On Fri, Aug 04, 2017 at 11:01:08AM -0700, Dan Williams wrote:
> [ adding Dave who is working on a blk-mq + dma offload version of the
> pmem driver ]
> 
> On Fri, Aug 4, 2017 at 1:17 AM, Minchan Kim <minchan@...nel.org> wrote:
> > On Fri, Aug 04, 2017 at 12:54:41PM +0900, Minchan Kim wrote:
> [..]
> >> Thanks for the testing. Your testing number is within noise level?
> >>
> >> I cannot understand why PMEM doesn't have enough gain while BTT is significant
> >> win(8%). I guess no rw_page with BTT testing had more chances to wait bio dynamic
> >> allocation and mine and rw_page testing reduced it significantly. However,
> >> in no rw_page with pmem, there wasn't many cases to wait bio allocations due
> >> to the device is so fast so the number comes from purely the number of
> >> instructions has done. At a quick glance of bio init/submit, it's not trivial
> >> so indeed, i understand where the 12% enhancement comes from but I'm not sure
> >> it's really big difference in real practice at the cost of maintaince burden.
> >
> > I tested pmbench 10 times in my local machine(4 core) with zram-swap.

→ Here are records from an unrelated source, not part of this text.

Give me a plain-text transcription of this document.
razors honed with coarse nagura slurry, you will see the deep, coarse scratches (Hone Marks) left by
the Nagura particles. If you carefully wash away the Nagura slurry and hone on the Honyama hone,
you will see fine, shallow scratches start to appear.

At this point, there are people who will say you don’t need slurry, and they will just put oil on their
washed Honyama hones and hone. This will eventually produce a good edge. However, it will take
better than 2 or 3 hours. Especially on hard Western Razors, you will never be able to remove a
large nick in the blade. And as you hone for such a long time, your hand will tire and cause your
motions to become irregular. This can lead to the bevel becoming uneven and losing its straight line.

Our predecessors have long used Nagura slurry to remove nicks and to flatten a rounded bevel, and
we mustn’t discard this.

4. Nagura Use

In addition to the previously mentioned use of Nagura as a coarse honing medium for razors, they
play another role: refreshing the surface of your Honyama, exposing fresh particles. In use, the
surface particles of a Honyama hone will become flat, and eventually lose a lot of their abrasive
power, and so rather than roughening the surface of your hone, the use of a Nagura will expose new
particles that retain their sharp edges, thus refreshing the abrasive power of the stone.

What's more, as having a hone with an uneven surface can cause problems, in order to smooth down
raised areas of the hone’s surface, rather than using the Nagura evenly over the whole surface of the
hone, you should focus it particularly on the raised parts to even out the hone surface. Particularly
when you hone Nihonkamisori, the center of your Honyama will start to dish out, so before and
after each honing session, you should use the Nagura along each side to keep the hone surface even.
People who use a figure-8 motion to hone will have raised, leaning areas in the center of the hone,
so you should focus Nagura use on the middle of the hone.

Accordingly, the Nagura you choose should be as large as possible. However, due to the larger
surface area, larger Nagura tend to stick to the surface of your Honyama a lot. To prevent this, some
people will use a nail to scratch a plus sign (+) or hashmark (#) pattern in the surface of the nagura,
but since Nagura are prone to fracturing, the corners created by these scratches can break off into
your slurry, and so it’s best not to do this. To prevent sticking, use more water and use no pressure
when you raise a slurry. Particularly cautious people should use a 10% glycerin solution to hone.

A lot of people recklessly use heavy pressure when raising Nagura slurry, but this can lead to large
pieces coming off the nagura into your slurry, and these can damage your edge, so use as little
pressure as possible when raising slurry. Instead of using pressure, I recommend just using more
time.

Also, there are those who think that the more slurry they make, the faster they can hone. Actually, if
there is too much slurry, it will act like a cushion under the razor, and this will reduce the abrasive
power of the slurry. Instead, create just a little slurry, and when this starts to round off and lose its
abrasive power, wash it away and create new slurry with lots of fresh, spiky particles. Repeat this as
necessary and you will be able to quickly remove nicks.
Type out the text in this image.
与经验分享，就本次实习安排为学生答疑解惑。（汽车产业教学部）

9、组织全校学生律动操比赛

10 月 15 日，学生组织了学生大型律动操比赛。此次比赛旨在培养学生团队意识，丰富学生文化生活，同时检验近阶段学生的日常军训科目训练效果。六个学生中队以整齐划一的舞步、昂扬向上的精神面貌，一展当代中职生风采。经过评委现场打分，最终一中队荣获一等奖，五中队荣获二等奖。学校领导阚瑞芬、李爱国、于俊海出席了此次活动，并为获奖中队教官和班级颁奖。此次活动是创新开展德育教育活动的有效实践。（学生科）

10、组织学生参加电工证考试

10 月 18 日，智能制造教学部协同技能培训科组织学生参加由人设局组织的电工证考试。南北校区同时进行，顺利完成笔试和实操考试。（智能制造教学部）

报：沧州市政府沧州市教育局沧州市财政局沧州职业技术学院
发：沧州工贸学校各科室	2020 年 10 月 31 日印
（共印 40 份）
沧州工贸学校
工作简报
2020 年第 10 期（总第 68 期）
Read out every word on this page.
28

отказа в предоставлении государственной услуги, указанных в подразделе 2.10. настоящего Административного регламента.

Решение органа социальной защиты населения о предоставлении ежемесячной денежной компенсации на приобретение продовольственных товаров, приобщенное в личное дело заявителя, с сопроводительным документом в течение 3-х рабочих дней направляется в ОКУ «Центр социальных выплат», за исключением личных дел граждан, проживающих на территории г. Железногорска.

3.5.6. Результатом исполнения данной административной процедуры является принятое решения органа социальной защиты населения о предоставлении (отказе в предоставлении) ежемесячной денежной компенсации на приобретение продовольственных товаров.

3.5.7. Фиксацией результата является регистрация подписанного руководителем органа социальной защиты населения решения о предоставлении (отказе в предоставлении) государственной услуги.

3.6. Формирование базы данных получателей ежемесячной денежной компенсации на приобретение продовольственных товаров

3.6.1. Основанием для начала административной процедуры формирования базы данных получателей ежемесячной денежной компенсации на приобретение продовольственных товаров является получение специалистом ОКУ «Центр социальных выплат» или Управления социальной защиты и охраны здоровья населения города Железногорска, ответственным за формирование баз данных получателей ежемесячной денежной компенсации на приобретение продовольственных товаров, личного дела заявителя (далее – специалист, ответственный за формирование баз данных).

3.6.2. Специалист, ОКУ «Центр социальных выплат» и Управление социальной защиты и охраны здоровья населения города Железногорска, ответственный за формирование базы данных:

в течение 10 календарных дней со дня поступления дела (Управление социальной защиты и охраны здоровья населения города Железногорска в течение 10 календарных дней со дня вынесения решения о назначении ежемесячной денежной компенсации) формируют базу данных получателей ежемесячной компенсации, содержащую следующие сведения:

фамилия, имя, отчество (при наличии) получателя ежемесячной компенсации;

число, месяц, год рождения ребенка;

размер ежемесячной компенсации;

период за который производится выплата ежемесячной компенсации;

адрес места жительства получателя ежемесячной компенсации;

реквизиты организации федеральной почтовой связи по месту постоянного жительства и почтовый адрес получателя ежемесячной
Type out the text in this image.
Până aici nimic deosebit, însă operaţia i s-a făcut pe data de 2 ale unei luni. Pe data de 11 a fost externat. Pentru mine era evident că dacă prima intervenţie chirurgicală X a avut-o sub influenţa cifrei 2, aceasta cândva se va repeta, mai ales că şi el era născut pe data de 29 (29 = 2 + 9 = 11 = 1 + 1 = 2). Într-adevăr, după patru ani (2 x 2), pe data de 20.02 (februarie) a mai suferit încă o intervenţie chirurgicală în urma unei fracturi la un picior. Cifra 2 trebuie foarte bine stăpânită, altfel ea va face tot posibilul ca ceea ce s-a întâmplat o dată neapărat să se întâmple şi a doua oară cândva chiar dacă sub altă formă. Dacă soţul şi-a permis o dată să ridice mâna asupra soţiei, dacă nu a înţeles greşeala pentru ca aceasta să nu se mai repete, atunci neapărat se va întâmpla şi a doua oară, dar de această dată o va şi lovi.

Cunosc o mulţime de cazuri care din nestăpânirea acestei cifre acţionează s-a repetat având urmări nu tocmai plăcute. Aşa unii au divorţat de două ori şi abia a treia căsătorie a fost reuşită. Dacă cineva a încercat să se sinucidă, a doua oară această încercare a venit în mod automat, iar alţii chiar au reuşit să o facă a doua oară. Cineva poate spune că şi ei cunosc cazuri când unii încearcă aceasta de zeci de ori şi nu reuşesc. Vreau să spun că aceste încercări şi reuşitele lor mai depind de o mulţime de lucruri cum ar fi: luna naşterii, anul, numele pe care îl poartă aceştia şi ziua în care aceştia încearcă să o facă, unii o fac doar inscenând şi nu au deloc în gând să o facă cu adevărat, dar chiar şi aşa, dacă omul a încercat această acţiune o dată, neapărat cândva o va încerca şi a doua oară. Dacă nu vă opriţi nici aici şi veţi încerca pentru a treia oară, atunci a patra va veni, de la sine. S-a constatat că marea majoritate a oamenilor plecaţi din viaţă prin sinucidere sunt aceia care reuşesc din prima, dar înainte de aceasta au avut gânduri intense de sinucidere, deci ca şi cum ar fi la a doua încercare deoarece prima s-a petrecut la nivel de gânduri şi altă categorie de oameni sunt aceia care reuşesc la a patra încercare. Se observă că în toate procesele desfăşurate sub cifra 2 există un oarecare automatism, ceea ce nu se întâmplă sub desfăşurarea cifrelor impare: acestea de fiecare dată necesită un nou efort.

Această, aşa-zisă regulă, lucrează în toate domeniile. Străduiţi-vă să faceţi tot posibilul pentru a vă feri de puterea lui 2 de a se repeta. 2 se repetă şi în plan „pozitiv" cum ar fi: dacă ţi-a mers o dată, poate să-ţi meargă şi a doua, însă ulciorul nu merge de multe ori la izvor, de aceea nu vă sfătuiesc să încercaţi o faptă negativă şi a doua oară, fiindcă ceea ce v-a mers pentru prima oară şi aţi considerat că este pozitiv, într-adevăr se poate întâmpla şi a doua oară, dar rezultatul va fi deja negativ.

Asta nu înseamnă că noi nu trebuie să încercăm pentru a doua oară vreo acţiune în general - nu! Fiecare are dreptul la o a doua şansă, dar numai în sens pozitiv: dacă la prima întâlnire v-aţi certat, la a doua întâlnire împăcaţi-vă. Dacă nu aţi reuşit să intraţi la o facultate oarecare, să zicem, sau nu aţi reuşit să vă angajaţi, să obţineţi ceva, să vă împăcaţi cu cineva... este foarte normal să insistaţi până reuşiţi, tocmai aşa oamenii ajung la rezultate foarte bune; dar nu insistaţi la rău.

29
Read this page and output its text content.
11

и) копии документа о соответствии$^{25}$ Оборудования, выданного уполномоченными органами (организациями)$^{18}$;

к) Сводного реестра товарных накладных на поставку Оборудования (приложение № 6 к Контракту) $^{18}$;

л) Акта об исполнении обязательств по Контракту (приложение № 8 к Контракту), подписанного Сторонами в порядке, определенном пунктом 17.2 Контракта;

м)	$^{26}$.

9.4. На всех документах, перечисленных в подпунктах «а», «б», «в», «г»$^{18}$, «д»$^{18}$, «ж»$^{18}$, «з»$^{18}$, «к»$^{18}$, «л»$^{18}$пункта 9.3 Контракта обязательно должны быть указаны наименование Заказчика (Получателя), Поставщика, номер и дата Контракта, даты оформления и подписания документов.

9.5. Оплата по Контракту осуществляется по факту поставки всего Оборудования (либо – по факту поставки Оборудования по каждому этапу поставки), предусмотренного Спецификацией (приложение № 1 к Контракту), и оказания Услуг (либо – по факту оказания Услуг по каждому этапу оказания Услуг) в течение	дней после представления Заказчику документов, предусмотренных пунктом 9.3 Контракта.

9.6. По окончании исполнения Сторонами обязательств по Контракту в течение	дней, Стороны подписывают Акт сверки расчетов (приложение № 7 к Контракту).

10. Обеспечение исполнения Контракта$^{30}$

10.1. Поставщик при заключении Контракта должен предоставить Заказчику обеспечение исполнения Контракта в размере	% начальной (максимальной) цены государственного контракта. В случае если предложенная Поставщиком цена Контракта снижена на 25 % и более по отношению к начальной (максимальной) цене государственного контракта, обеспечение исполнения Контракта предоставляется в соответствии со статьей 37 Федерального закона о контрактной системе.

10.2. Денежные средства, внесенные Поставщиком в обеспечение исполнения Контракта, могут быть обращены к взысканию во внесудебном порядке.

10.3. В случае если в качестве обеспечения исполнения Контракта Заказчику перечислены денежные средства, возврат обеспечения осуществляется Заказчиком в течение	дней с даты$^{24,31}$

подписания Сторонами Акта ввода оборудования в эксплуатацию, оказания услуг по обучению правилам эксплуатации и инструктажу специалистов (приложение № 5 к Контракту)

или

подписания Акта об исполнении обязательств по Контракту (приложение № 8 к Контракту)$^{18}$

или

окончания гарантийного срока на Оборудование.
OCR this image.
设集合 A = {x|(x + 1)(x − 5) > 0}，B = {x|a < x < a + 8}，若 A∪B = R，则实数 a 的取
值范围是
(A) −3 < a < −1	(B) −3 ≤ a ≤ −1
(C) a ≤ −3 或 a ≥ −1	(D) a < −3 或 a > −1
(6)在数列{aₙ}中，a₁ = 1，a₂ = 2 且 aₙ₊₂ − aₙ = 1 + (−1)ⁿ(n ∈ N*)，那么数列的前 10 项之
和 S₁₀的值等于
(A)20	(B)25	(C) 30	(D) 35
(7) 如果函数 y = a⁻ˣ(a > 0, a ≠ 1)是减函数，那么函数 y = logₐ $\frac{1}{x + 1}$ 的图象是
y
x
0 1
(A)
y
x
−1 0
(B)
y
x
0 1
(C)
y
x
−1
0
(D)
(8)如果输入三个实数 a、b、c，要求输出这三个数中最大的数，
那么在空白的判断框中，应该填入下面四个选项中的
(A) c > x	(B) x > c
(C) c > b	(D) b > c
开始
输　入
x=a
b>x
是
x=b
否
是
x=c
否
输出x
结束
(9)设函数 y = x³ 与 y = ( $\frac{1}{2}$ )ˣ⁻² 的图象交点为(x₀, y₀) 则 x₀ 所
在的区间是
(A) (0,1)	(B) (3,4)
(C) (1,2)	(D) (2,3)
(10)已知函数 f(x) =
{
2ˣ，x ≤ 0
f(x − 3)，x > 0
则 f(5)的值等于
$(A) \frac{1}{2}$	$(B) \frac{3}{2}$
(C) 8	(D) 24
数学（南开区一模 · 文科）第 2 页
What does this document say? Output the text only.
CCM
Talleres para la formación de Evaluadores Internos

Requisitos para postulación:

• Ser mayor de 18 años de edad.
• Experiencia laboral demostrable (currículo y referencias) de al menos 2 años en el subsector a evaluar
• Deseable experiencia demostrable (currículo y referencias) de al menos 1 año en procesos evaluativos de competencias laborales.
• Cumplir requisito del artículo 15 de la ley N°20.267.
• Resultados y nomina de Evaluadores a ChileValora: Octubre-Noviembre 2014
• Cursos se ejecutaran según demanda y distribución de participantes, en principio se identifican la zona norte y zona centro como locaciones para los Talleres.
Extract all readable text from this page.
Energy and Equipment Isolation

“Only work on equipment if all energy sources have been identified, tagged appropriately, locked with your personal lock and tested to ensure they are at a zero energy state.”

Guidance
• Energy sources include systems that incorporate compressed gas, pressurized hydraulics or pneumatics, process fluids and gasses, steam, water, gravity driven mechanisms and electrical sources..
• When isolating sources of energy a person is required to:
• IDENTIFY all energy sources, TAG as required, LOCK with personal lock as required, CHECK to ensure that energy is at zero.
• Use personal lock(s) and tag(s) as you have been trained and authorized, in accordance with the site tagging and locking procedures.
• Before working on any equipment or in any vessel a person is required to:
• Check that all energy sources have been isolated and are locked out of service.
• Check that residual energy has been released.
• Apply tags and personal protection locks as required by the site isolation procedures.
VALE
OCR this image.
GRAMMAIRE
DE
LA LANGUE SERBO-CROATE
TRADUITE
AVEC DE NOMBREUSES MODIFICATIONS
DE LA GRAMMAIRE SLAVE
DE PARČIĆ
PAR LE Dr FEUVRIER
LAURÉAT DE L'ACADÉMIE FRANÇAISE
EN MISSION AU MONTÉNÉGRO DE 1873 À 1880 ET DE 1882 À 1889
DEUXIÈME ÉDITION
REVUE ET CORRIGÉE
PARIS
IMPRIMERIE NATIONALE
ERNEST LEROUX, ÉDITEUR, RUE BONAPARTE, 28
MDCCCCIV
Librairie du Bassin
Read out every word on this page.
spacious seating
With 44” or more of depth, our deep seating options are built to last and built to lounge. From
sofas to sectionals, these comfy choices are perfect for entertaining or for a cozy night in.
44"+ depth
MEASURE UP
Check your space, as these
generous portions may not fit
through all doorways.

> > In my machine, even, on-stack bio is faster than rw_page. Unbelievable.
> >
> > I guess it's really hard to get stable result in severe memory pressure.
> > It would be a result within noise level(see below stddev).
> > So, I think it's hard to conclude rw_page is far faster than onstack-bio.
> >
> > rw_page
> > avg     5.54us
> > stddev  8.89%
> > max     6.02us
> > min     4.20us
> >
> > onstack bio
> > avg     5.27us
> > stddev  13.03%
> > max     5.96us
> > min     3.55us
> 
> The maintenance burden of having alternative submission paths is
> significant especially as we consider the pmem driver ising more
> services of the core block layer. Ideally, I'd want to complete the
> rw_page removal work before we look at the blk-mq + dma offload
> reworks.
> 
> The change to introduce BDI_CAP_SYNC is interesting because we might
> have use for switching between dma offload and cpu copy based on
> whether the I/O is synchronous or otherwise hinted to be a low latency
> request. Right now the dma offload patches are using "bio_segments() >
> 1" as the gate for selecting offload vs cpu copy which seem
> inadequate.

Okay, so based on the feedback above and from Jens[1], it sounds like we want
to go forward with removing the rw_page() interface, and instead optimize the
regular I/O path via on-stack BIOS and dma offload, correct?

If so, I'll prepare patches that fully remove the rw_page() code, and let
Minchan and Dave work on their optimizations.